En 1987, Pat Metheny prend ses distances avec ECM et une certaine idée de l’improvisation, le label de Jan Garbarek étant connu pour imposer un temps de travail en studio limité, et publie son album Still Life (Talking) chez Geffen… Si la production s’en trouve étoffée, l’esprit reste intact avec Minuano où le chant se promène de haut en bas le long de la partition. So May it Secretly Begin et Last Train Home éblouissent par leur agilité, les airs latin jazz de (It’s Just) Talk n’apportent pas grand-chose mais les murmures chantés de Third Wind transportent à la manière d’Amir selon Henri Texier… On remonte à la surface avec le piano de Lyle Mays (In Her Family), entre cymbales inversées et enjolivements new age superfétatoires ; alors même s’il ne possède pas la magie naturelle d’Offramp, cet opus offre de bons moments de jazz fusion.

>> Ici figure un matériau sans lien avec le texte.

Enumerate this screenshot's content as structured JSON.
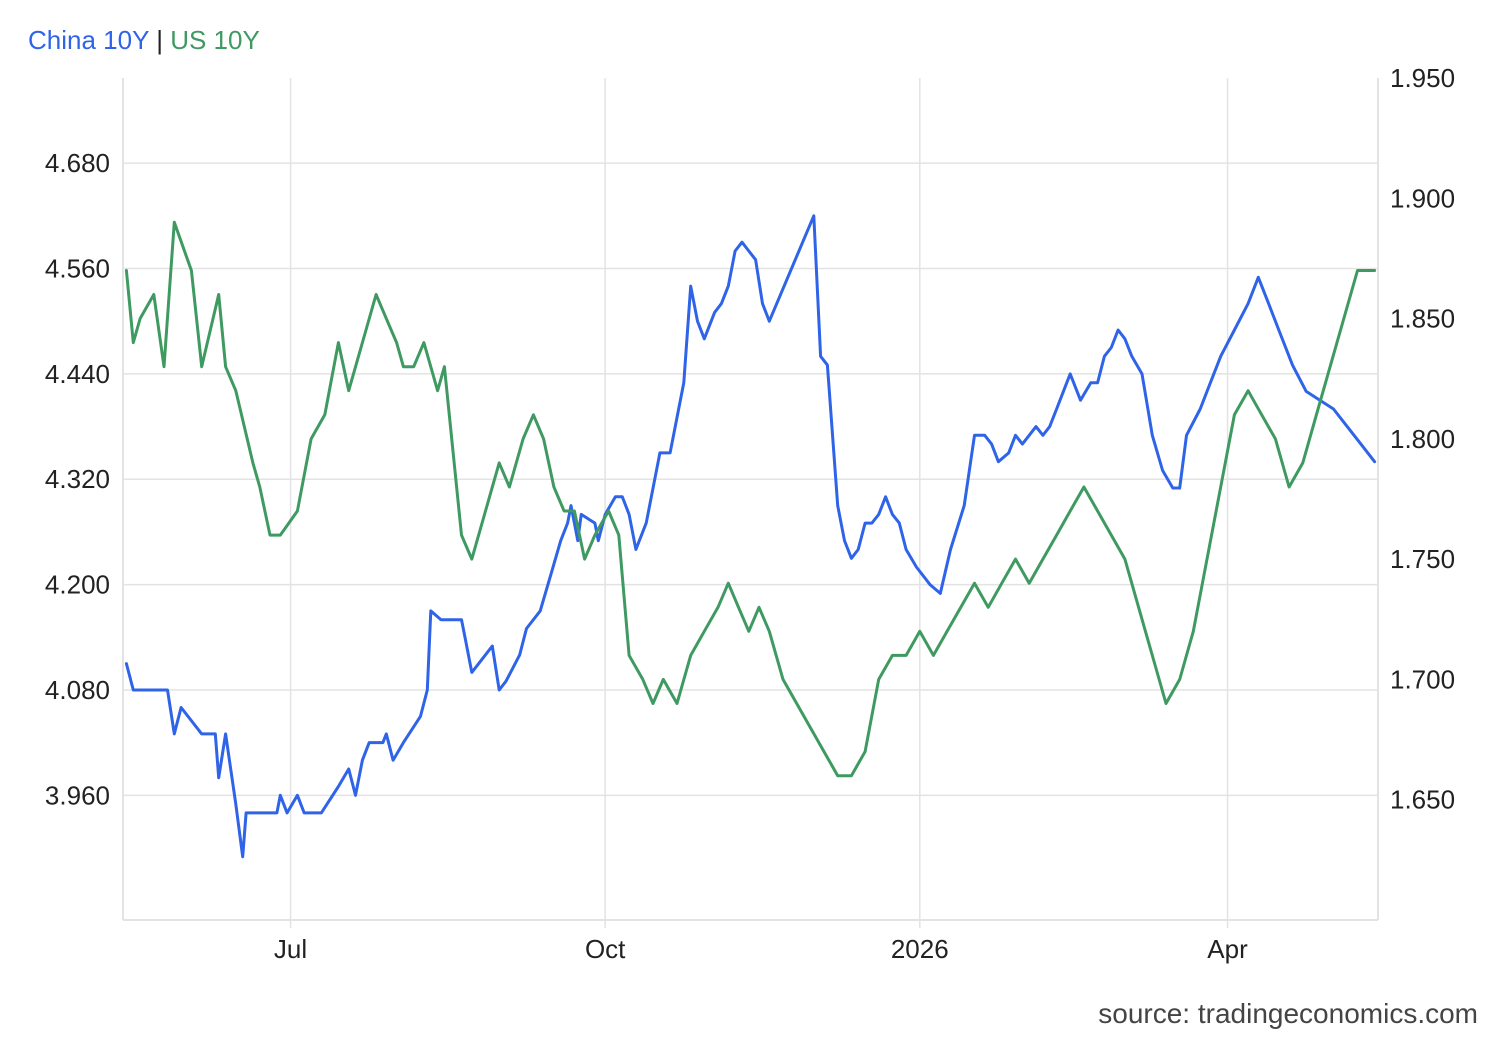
{
  "legend": {
    "series1": "China 10Y",
    "separator": "|",
    "series2": "US 10Y"
  },
  "source": "source: tradingeconomics.com",
  "colors": {
    "china": "#2f64e8",
    "us": "#3f9a62",
    "grid": "#e3e3e3",
    "axis_text": "#222222"
  },
  "chart_data": {
    "type": "line",
    "x_axis": {
      "type": "time",
      "range": [
        "2025-05-13",
        "2026-05-15"
      ],
      "tick_labels": [
        "Jul",
        "Oct",
        "2026",
        "Apr"
      ],
      "tick_dates": [
        "2025-07-01",
        "2025-10-01",
        "2026-01-01",
        "2026-04-01"
      ]
    },
    "y_left": {
      "range": [
        3.818,
        4.777
      ],
      "tick_labels": [
        "3.960",
        "4.080",
        "4.200",
        "4.320",
        "4.440",
        "4.560",
        "4.680"
      ],
      "ticks": [
        3.96,
        4.08,
        4.2,
        4.32,
        4.44,
        4.56,
        4.68
      ]
    },
    "y_right": {
      "range": [
        1.6,
        1.95
      ],
      "tick_labels": [
        "1.650",
        "1.700",
        "1.750",
        "1.800",
        "1.850",
        "1.900",
        "1.950"
      ],
      "ticks": [
        1.65,
        1.7,
        1.75,
        1.8,
        1.85,
        1.9,
        1.95
      ]
    },
    "grid": true,
    "series": [
      {
        "name": "China 10Y",
        "axis": "left",
        "points": [
          [
            "2025-05-14",
            4.11
          ],
          [
            "2025-05-16",
            4.08
          ],
          [
            "2025-05-26",
            4.08
          ],
          [
            "2025-05-28",
            4.03
          ],
          [
            "2025-05-30",
            4.06
          ],
          [
            "2025-06-05",
            4.03
          ],
          [
            "2025-06-09",
            4.03
          ],
          [
            "2025-06-10",
            3.98
          ],
          [
            "2025-06-12",
            4.03
          ],
          [
            "2025-06-15",
            3.95
          ],
          [
            "2025-06-17",
            3.89
          ],
          [
            "2025-06-18",
            3.94
          ],
          [
            "2025-06-27",
            3.94
          ],
          [
            "2025-06-28",
            3.96
          ],
          [
            "2025-06-30",
            3.94
          ],
          [
            "2025-07-03",
            3.96
          ],
          [
            "2025-07-05",
            3.94
          ],
          [
            "2025-07-10",
            3.94
          ],
          [
            "2025-07-15",
            3.97
          ],
          [
            "2025-07-18",
            3.99
          ],
          [
            "2025-07-20",
            3.96
          ],
          [
            "2025-07-22",
            4.0
          ],
          [
            "2025-07-24",
            4.02
          ],
          [
            "2025-07-28",
            4.02
          ],
          [
            "2025-07-29",
            4.03
          ],
          [
            "2025-07-31",
            4.0
          ],
          [
            "2025-08-03",
            4.02
          ],
          [
            "2025-08-08",
            4.05
          ],
          [
            "2025-08-10",
            4.08
          ],
          [
            "2025-08-11",
            4.17
          ],
          [
            "2025-08-14",
            4.16
          ],
          [
            "2025-08-20",
            4.16
          ],
          [
            "2025-08-21",
            4.14
          ],
          [
            "2025-08-23",
            4.1
          ],
          [
            "2025-08-27",
            4.12
          ],
          [
            "2025-08-29",
            4.13
          ],
          [
            "2025-08-31",
            4.08
          ],
          [
            "2025-09-02",
            4.09
          ],
          [
            "2025-09-06",
            4.12
          ],
          [
            "2025-09-08",
            4.15
          ],
          [
            "2025-09-12",
            4.17
          ],
          [
            "2025-09-15",
            4.21
          ],
          [
            "2025-09-18",
            4.25
          ],
          [
            "2025-09-20",
            4.27
          ],
          [
            "2025-09-21",
            4.29
          ],
          [
            "2025-09-23",
            4.25
          ],
          [
            "2025-09-24",
            4.28
          ],
          [
            "2025-09-28",
            4.27
          ],
          [
            "2025-09-29",
            4.25
          ],
          [
            "2025-10-01",
            4.28
          ],
          [
            "2025-10-04",
            4.3
          ],
          [
            "2025-10-06",
            4.3
          ],
          [
            "2025-10-08",
            4.28
          ],
          [
            "2025-10-10",
            4.24
          ],
          [
            "2025-10-13",
            4.27
          ],
          [
            "2025-10-17",
            4.35
          ],
          [
            "2025-10-20",
            4.35
          ],
          [
            "2025-10-24",
            4.43
          ],
          [
            "2025-10-26",
            4.54
          ],
          [
            "2025-10-28",
            4.5
          ],
          [
            "2025-10-30",
            4.48
          ],
          [
            "2025-11-02",
            4.51
          ],
          [
            "2025-11-04",
            4.52
          ],
          [
            "2025-11-06",
            4.54
          ],
          [
            "2025-11-08",
            4.58
          ],
          [
            "2025-11-10",
            4.59
          ],
          [
            "2025-11-12",
            4.58
          ],
          [
            "2025-11-14",
            4.57
          ],
          [
            "2025-11-16",
            4.52
          ],
          [
            "2025-11-18",
            4.5
          ],
          [
            "2025-12-01",
            4.62
          ],
          [
            "2025-12-03",
            4.46
          ],
          [
            "2025-12-05",
            4.45
          ],
          [
            "2025-12-08",
            4.29
          ],
          [
            "2025-12-10",
            4.25
          ],
          [
            "2025-12-12",
            4.23
          ],
          [
            "2025-12-14",
            4.24
          ],
          [
            "2025-12-16",
            4.27
          ],
          [
            "2025-12-18",
            4.27
          ],
          [
            "2025-12-20",
            4.28
          ],
          [
            "2025-12-22",
            4.3
          ],
          [
            "2025-12-24",
            4.28
          ],
          [
            "2025-12-26",
            4.27
          ],
          [
            "2025-12-28",
            4.24
          ],
          [
            "2025-12-31",
            4.22
          ],
          [
            "2026-01-04",
            4.2
          ],
          [
            "2026-01-07",
            4.19
          ],
          [
            "2026-01-10",
            4.24
          ],
          [
            "2026-01-14",
            4.29
          ],
          [
            "2026-01-17",
            4.37
          ],
          [
            "2026-01-20",
            4.37
          ],
          [
            "2026-01-22",
            4.36
          ],
          [
            "2026-01-24",
            4.34
          ],
          [
            "2026-01-27",
            4.35
          ],
          [
            "2026-01-29",
            4.37
          ],
          [
            "2026-01-31",
            4.36
          ],
          [
            "2026-02-02",
            4.37
          ],
          [
            "2026-02-04",
            4.38
          ],
          [
            "2026-02-06",
            4.37
          ],
          [
            "2026-02-08",
            4.38
          ],
          [
            "2026-02-10",
            4.4
          ],
          [
            "2026-02-12",
            4.42
          ],
          [
            "2026-02-14",
            4.44
          ],
          [
            "2026-02-17",
            4.41
          ],
          [
            "2026-02-20",
            4.43
          ],
          [
            "2026-02-22",
            4.43
          ],
          [
            "2026-02-24",
            4.46
          ],
          [
            "2026-02-26",
            4.47
          ],
          [
            "2026-02-28",
            4.49
          ],
          [
            "2026-03-02",
            4.48
          ],
          [
            "2026-03-04",
            4.46
          ],
          [
            "2026-03-07",
            4.44
          ],
          [
            "2026-03-10",
            4.37
          ],
          [
            "2026-03-13",
            4.33
          ],
          [
            "2026-03-16",
            4.31
          ],
          [
            "2026-03-18",
            4.31
          ],
          [
            "2026-03-20",
            4.37
          ],
          [
            "2026-03-24",
            4.4
          ],
          [
            "2026-03-27",
            4.43
          ],
          [
            "2026-03-30",
            4.46
          ],
          [
            "2026-04-03",
            4.49
          ],
          [
            "2026-04-07",
            4.52
          ],
          [
            "2026-04-10",
            4.55
          ],
          [
            "2026-04-13",
            4.52
          ],
          [
            "2026-04-16",
            4.49
          ],
          [
            "2026-04-20",
            4.45
          ],
          [
            "2026-04-24",
            4.42
          ],
          [
            "2026-04-28",
            4.41
          ],
          [
            "2026-05-02",
            4.4
          ],
          [
            "2026-05-06",
            4.38
          ],
          [
            "2026-05-10",
            4.36
          ],
          [
            "2026-05-14",
            4.34
          ]
        ]
      },
      {
        "name": "US 10Y",
        "axis": "right",
        "points": [
          [
            "2025-05-14",
            1.87
          ],
          [
            "2025-05-16",
            1.84
          ],
          [
            "2025-05-18",
            1.85
          ],
          [
            "2025-05-22",
            1.86
          ],
          [
            "2025-05-25",
            1.83
          ],
          [
            "2025-05-28",
            1.89
          ],
          [
            "2025-06-02",
            1.87
          ],
          [
            "2025-06-05",
            1.83
          ],
          [
            "2025-06-10",
            1.86
          ],
          [
            "2025-06-12",
            1.83
          ],
          [
            "2025-06-15",
            1.82
          ],
          [
            "2025-06-20",
            1.79
          ],
          [
            "2025-06-22",
            1.78
          ],
          [
            "2025-06-25",
            1.76
          ],
          [
            "2025-06-28",
            1.76
          ],
          [
            "2025-07-03",
            1.77
          ],
          [
            "2025-07-07",
            1.8
          ],
          [
            "2025-07-11",
            1.81
          ],
          [
            "2025-07-15",
            1.84
          ],
          [
            "2025-07-18",
            1.82
          ],
          [
            "2025-07-22",
            1.84
          ],
          [
            "2025-07-26",
            1.86
          ],
          [
            "2025-07-29",
            1.85
          ],
          [
            "2025-08-01",
            1.84
          ],
          [
            "2025-08-03",
            1.83
          ],
          [
            "2025-08-06",
            1.83
          ],
          [
            "2025-08-09",
            1.84
          ],
          [
            "2025-08-13",
            1.82
          ],
          [
            "2025-08-15",
            1.83
          ],
          [
            "2025-08-20",
            1.76
          ],
          [
            "2025-08-23",
            1.75
          ],
          [
            "2025-08-27",
            1.77
          ],
          [
            "2025-08-31",
            1.79
          ],
          [
            "2025-09-03",
            1.78
          ],
          [
            "2025-09-07",
            1.8
          ],
          [
            "2025-09-10",
            1.81
          ],
          [
            "2025-09-13",
            1.8
          ],
          [
            "2025-09-16",
            1.78
          ],
          [
            "2025-09-19",
            1.77
          ],
          [
            "2025-09-22",
            1.77
          ],
          [
            "2025-09-25",
            1.75
          ],
          [
            "2025-09-28",
            1.76
          ],
          [
            "2025-10-02",
            1.77
          ],
          [
            "2025-10-05",
            1.76
          ],
          [
            "2025-10-08",
            1.71
          ],
          [
            "2025-10-12",
            1.7
          ],
          [
            "2025-10-15",
            1.69
          ],
          [
            "2025-10-18",
            1.7
          ],
          [
            "2025-10-22",
            1.69
          ],
          [
            "2025-10-26",
            1.71
          ],
          [
            "2025-10-30",
            1.72
          ],
          [
            "2025-11-03",
            1.73
          ],
          [
            "2025-11-06",
            1.74
          ],
          [
            "2025-11-09",
            1.73
          ],
          [
            "2025-11-12",
            1.72
          ],
          [
            "2025-11-15",
            1.73
          ],
          [
            "2025-11-18",
            1.72
          ],
          [
            "2025-11-22",
            1.7
          ],
          [
            "2025-11-26",
            1.69
          ],
          [
            "2025-11-30",
            1.68
          ],
          [
            "2025-12-04",
            1.67
          ],
          [
            "2025-12-08",
            1.66
          ],
          [
            "2025-12-12",
            1.66
          ],
          [
            "2025-12-16",
            1.67
          ],
          [
            "2025-12-20",
            1.7
          ],
          [
            "2025-12-24",
            1.71
          ],
          [
            "2025-12-28",
            1.71
          ],
          [
            "2026-01-01",
            1.72
          ],
          [
            "2026-01-05",
            1.71
          ],
          [
            "2026-01-09",
            1.72
          ],
          [
            "2026-01-13",
            1.73
          ],
          [
            "2026-01-17",
            1.74
          ],
          [
            "2026-01-21",
            1.73
          ],
          [
            "2026-01-25",
            1.74
          ],
          [
            "2026-01-29",
            1.75
          ],
          [
            "2026-02-02",
            1.74
          ],
          [
            "2026-02-06",
            1.75
          ],
          [
            "2026-02-10",
            1.76
          ],
          [
            "2026-02-14",
            1.77
          ],
          [
            "2026-02-18",
            1.78
          ],
          [
            "2026-02-22",
            1.77
          ],
          [
            "2026-02-26",
            1.76
          ],
          [
            "2026-03-02",
            1.75
          ],
          [
            "2026-03-06",
            1.73
          ],
          [
            "2026-03-10",
            1.71
          ],
          [
            "2026-03-14",
            1.69
          ],
          [
            "2026-03-18",
            1.7
          ],
          [
            "2026-03-22",
            1.72
          ],
          [
            "2026-03-26",
            1.75
          ],
          [
            "2026-03-30",
            1.78
          ],
          [
            "2026-04-03",
            1.81
          ],
          [
            "2026-04-07",
            1.82
          ],
          [
            "2026-04-11",
            1.81
          ],
          [
            "2026-04-15",
            1.8
          ],
          [
            "2026-04-19",
            1.78
          ],
          [
            "2026-04-23",
            1.79
          ],
          [
            "2026-04-27",
            1.81
          ],
          [
            "2026-05-01",
            1.83
          ],
          [
            "2026-05-05",
            1.85
          ],
          [
            "2026-05-09",
            1.87
          ],
          [
            "2026-05-14",
            1.87
          ]
        ]
      }
    ]
  }
}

Pat Metheny – First Circle

Deux ans après Offramp, entre marche militaire et cirque fou Forward March entame ce quatrième album par une trompette dissonante et un orchestre désaccordé surprenants. Yolanda, You Learn enchaîne avec son tempo nerveux et ce chant vocalisant qui suit la mélodie comme dans une bulle de Gould ; suivi des neuf minutes de The First Circle où les à-coups de caisse claire rappellent Spirit of Eden, guitare et piano soutenant des clochettes aussi tendres que chez les Nits… On pense à Ponty sur If I Could dont les cordes avancent seules sur fond de barques synthétiques, comme on marche sur la plage au lever du jour ; puis End of the Game prend le temps de s’étendre et offre un panorama grandiose… Invité à chanter sur Más Allá, Pedro Aznar rompt un peu le charme et Praise boucle la fête avec des flûtes exagérées, mais les autres titres ouvrent bien des horizons et font de First Circle un disque candide et virtuose, quoique parfois coton.

Pat Metheny – Offramp

En 1977 après son album Watercolors, Pat Metheny fonde le « Pat Metheny Group » afin d’assouvir librement ses penchants pour le jazz expérimental. Il garde l’essentiel de ses musiciens et publie Offramp en 1982, où sa guitare semble dotée de cordes vocales sur Barcarole, accordée sur une fréquence humaine… Mêlés de vague à l’âme, les glissandos synthétiques d’Are you Going with me? annoncent la lenteur émouvante d’Au Lait et ses effets de voix distants, sa batterie minimaliste ; repris en 2000 dans Le Goût des Autres d’Agnès Jaoui, il compte parmi les morceaux de jazz les plus merveilleux que je connaisse… Offramp évoque le rock progressif des King Crimson façon The Talking Drum, six minutes d’emballements concentriques avant de terminer par les vagues détendues de The Bat Part II, en flottaison sur cet opus ensorcelant paru chez ECM la même année que The Party’s Over.

Pat Metheny – Watercolors

Pat Metheny est un guitariste de jazz américain né en 1954 dans le Missouri. Il apprend d’abord la trompette, instrument de prédilection de son père, découvre la musique de Miles Davis, des Beatles et finit par préférer la guitare… Paru chez ECM en 1977, l’album Watercolors donne à entendre dès le titre éponyme le son chaud et enveloppant de guitares éclectiques tantôt pourvues de 12 cordes, improvisant sans négliger la mélodie à la manière d’un Keith JarrettIcefire propose une digression dans les aigus, tranquille et aventureuse, suivie de chœurs synthétiques (Oasis) évoquant les Signes de René Aubry… Le piano de Lyle Mays et la basse d’Eberhard Weber swinguent sur Lakes, avant Sea Song dont les étendues se diluent bien dans l’air ambré, terminant ce second album sur une note mystérieuse, porté tout du long par la batterie claire de Danny Gottlieb.